In the gallery MEM, Kamila Musilová steps out of the framework of a two dimensional image and presents a collection of objects and installations created specifically for this space. The exhibition title Under the doily with a delicate texture, that is borrowed from the convolute of the Cottager Church called The Book of cottages, is supposed to evoke the nostalgia associated with elapsed time. Kamila Musilová so indirectly refers to her own sentimental relationship with her grandparents and family in general, rooted family traditions and stereotypes, not always sweet memories which she tries to generalize from the intimate level to well known experience of us all. Doily as a bearer of stiffness, precision, order and peace and quiet at home semantically cuts through almost all exhibited works, whether in a form of an oversized wooden fence or as a flow of floating carpet fringes. Used ready-made objects from grandfather’s workshop refer to the thin line between do-it-yourself, unskillfulness and artistic creation. Substitution of surprising object dimensions (too big or too small) suggests a shift of the original meaning of things into an absurd level.

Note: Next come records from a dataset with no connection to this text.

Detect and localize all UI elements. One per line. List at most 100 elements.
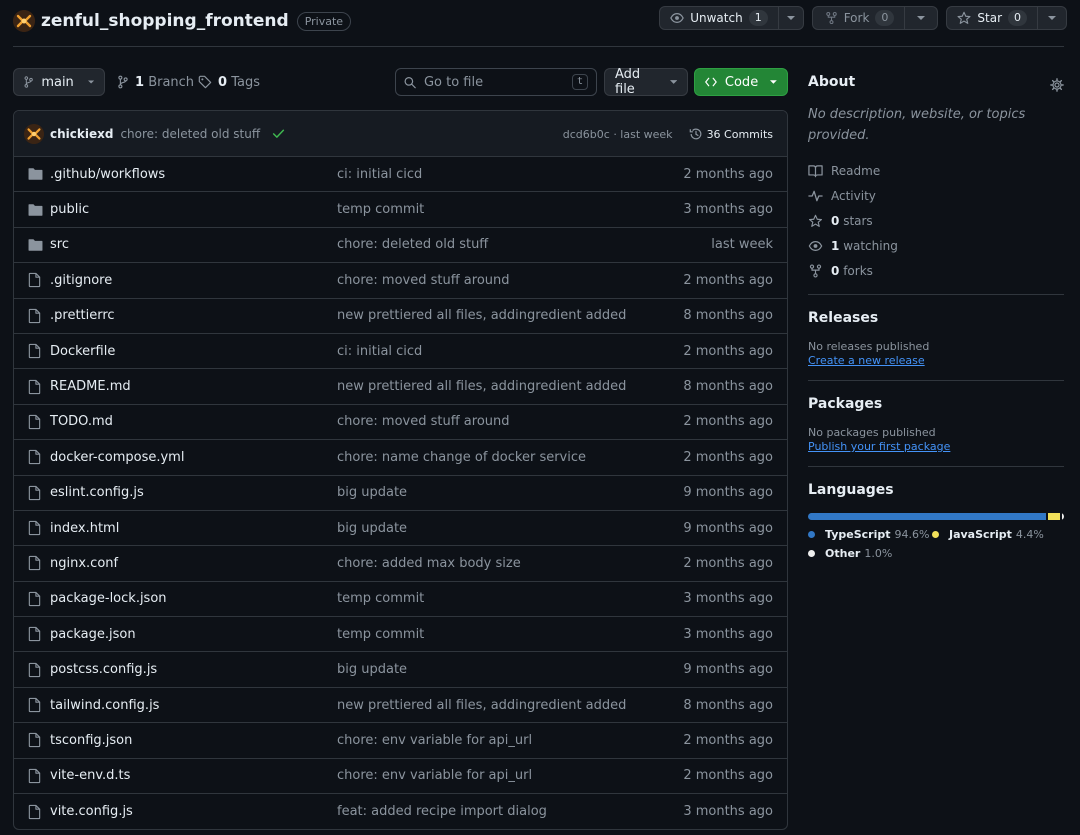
author-avatar[interactable] — [24, 123, 44, 144]
unwatch-button[interactable]: Unwatch 1 — [659, 6, 779, 30]
language-item[interactable]: Other 1.0% — [808, 547, 932, 560]
owner-avatar[interactable] — [13, 10, 35, 32]
readme-link[interactable]: Readme — [808, 158, 1064, 183]
file-name-link[interactable]: public — [50, 202, 89, 217]
file-row[interactable]: nginx.conf chore: added max body size 2 mo… — [14, 546, 787, 582]
repo-toolbar: main 1 Branch 0 Tags t Add file Code — [13, 67, 788, 97]
star-button[interactable]: Star 0 — [946, 6, 1038, 30]
pulse-icon — [808, 190, 823, 201]
file-row[interactable]: vite.config.js feat: added recipe import … — [14, 794, 787, 829]
go-to-file-box[interactable]: t — [395, 68, 597, 96]
releases-title[interactable]: Releases — [808, 310, 1064, 326]
stars-link[interactable]: 0 stars — [808, 208, 1064, 233]
commit-hash-time[interactable]: dcd6b0c · last week — [563, 128, 673, 141]
file-commit-message[interactable]: ci: initial cicd — [337, 344, 422, 359]
file-row[interactable]: vite-env.d.ts chore: env variable for api… — [14, 759, 787, 795]
forks-link[interactable]: 0 forks — [808, 258, 1064, 283]
file-name-link[interactable]: Dockerfile — [50, 344, 115, 359]
file-row[interactable]: tsconfig.json chore: env variable for api… — [14, 723, 787, 759]
file-commit-message[interactable]: chore: deleted old stuff — [337, 237, 488, 252]
file-name-link[interactable]: .prettierrc — [50, 308, 115, 323]
file-row[interactable]: eslint.config.js big update 9 months ago — [14, 476, 787, 511]
unwatch-label: Unwatch — [690, 11, 743, 25]
file-name-link[interactable]: README.md — [50, 379, 131, 394]
file-row[interactable]: package-lock.json temp commit 3 months ago — [14, 582, 787, 618]
file-commit-message[interactable]: chore: moved stuff around — [337, 414, 510, 429]
file-row[interactable]: postcss.config.js big update 9 months ago — [14, 652, 787, 688]
check-icon[interactable] — [272, 127, 285, 140]
file-commit-message[interactable]: chore: added max body size — [337, 556, 521, 571]
file-row[interactable]: .prettierrc new prettiered all files, add… — [14, 299, 787, 334]
commit-author[interactable]: chickiexd — [50, 127, 113, 141]
file-row[interactable]: docker-compose.yml chore: name change of … — [14, 440, 787, 476]
file-row[interactable]: src chore: deleted old stuff last week — [14, 228, 787, 264]
file-row[interactable]: README.md new prettiered all files, addin… — [14, 369, 787, 405]
file-name-link[interactable]: index.html — [50, 521, 119, 536]
repo-name[interactable]: zenful_shopping_frontend — [41, 11, 289, 31]
file-commit-date: 2 months ago — [683, 166, 773, 182]
branch-select[interactable]: main — [13, 68, 105, 96]
language-bar — [808, 513, 1064, 520]
publish-package-link[interactable]: Publish your first package — [808, 440, 1064, 453]
file-commit-message[interactable]: temp commit — [337, 591, 424, 606]
file-commit-message[interactable]: temp commit — [337, 202, 424, 217]
file-commit-message[interactable]: big update — [337, 521, 407, 536]
language-item[interactable]: JavaScript 4.4% — [932, 528, 1056, 541]
go-to-file-input[interactable] — [423, 74, 564, 90]
file-name-link[interactable]: TODO.md — [50, 414, 113, 429]
file-row[interactable]: package.json temp commit 3 months ago — [14, 617, 787, 653]
file-commit-message[interactable]: ci: initial cicd — [337, 167, 422, 182]
file-name-link[interactable]: tsconfig.json — [50, 733, 132, 748]
file-name-link[interactable]: docker-compose.yml — [50, 450, 184, 465]
file-name-link[interactable]: nginx.conf — [50, 556, 118, 571]
file-name-link[interactable]: .github/workflows — [50, 167, 165, 182]
add-file-button[interactable]: Add file — [604, 67, 688, 97]
file-name-link[interactable]: src — [50, 237, 69, 252]
branches-link[interactable]: 1 Branch — [117, 68, 194, 96]
file-name-link[interactable]: postcss.config.js — [50, 662, 157, 677]
file-name-link[interactable]: vite-env.d.ts — [50, 768, 130, 783]
file-commit-message[interactable]: big update — [337, 485, 407, 500]
file-row[interactable]: TODO.md chore: moved stuff around 2 months… — [14, 405, 787, 441]
language-item[interactable]: TypeScript 94.6% — [808, 528, 932, 541]
gear-icon[interactable] — [1050, 78, 1064, 92]
header-divider — [13, 46, 1064, 47]
fork-dropdown-button[interactable] — [905, 6, 939, 30]
watching-link[interactable]: 1 watching — [808, 233, 1064, 258]
commit-message[interactable]: chore: deleted old stuff — [120, 127, 260, 141]
about-description: No description, website, or topics provi… — [808, 107, 1026, 143]
file-commit-message[interactable]: new prettiered all files, addingredient … — [337, 698, 626, 713]
file-name-link[interactable]: tailwind.config.js — [50, 698, 159, 713]
file-row[interactable]: .gitignore chore: moved stuff around 2 mon… — [14, 263, 787, 299]
file-commit-message[interactable]: feat: added recipe import dialog — [337, 804, 547, 819]
file-row[interactable]: public temp commit 3 months ago — [14, 192, 787, 228]
file-commit-message[interactable]: new prettiered all files, addingredient … — [337, 308, 626, 323]
file-name-link[interactable]: package.json — [50, 627, 136, 642]
activity-link[interactable]: Activity — [808, 183, 1064, 208]
file-row[interactable]: Dockerfile ci: initial cicd 2 months ago — [14, 334, 787, 370]
file-commit-message[interactable]: new prettiered all files, addingredient … — [337, 379, 626, 394]
file-row[interactable]: index.html big update 9 months ago — [14, 511, 787, 547]
file-row[interactable]: .github/workflows ci: initial cicd 2 month… — [14, 157, 787, 193]
file-commit-message[interactable]: chore: env variable for api_url — [337, 733, 532, 748]
file-commit-message[interactable]: chore: moved stuff around — [337, 273, 510, 288]
code-button[interactable]: Code — [694, 68, 788, 96]
star-dropdown-button[interactable] — [1038, 6, 1067, 30]
file-commit-message[interactable]: temp commit — [337, 627, 424, 642]
tags-link[interactable]: 0 Tags — [198, 68, 260, 96]
file-commit-message[interactable]: chore: name change of docker service — [337, 450, 586, 465]
commit-meta: dcd6b0c · last week 36 Commits — [563, 111, 773, 157]
watch-dropdown-button[interactable] — [778, 6, 804, 30]
create-release-link[interactable]: Create a new release — [808, 354, 1064, 367]
file-commit-message[interactable]: big update — [337, 662, 407, 677]
fork-button[interactable]: Fork 0 — [811, 6, 906, 30]
file-name-link[interactable]: eslint.config.js — [50, 485, 144, 500]
file-name-link[interactable]: vite.config.js — [50, 804, 133, 819]
file-commit-message[interactable]: chore: env variable for api_url — [337, 768, 532, 783]
file-name-link[interactable]: package-lock.json — [50, 591, 167, 606]
packages-title[interactable]: Packages — [808, 396, 1064, 412]
file-name-link[interactable]: .gitignore — [50, 273, 112, 288]
file-commit-date: 3 months ago — [683, 591, 773, 607]
file-row[interactable]: tailwind.config.js new prettiered all fil… — [14, 688, 787, 724]
commits-history-link[interactable]: 36 Commits — [689, 127, 773, 141]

The whole exposition is overseen by the double portrait of Valentina Tereshkova and Yuriy Gagarin, the first “couple” in space, who are metaphorically seen by Musilová as futuristic parents of human race. The technical processing but rather evokes old wedding portraits hung above beds in bedrooms.

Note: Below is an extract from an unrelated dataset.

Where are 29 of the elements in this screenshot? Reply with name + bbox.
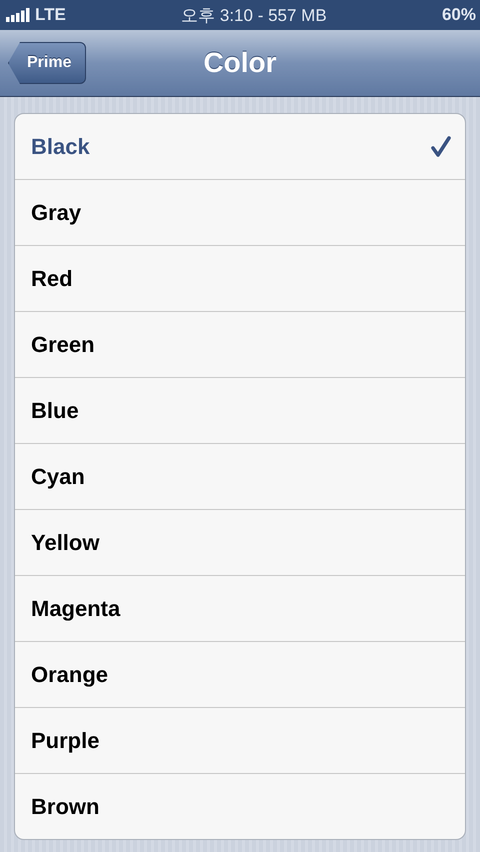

The second part of the exhibition located in the gallery Preview naturally follows and completes the spatial exhibition of the first part. Besides the photos of the older cycle Grandfather and Grandmother the artist installs video as well, whose individual footage takes place in various parts of the garden and the cottage of grandparents. These are static shots of real state of things, but by separating particular scenes there is a strange story about the life of local things and people.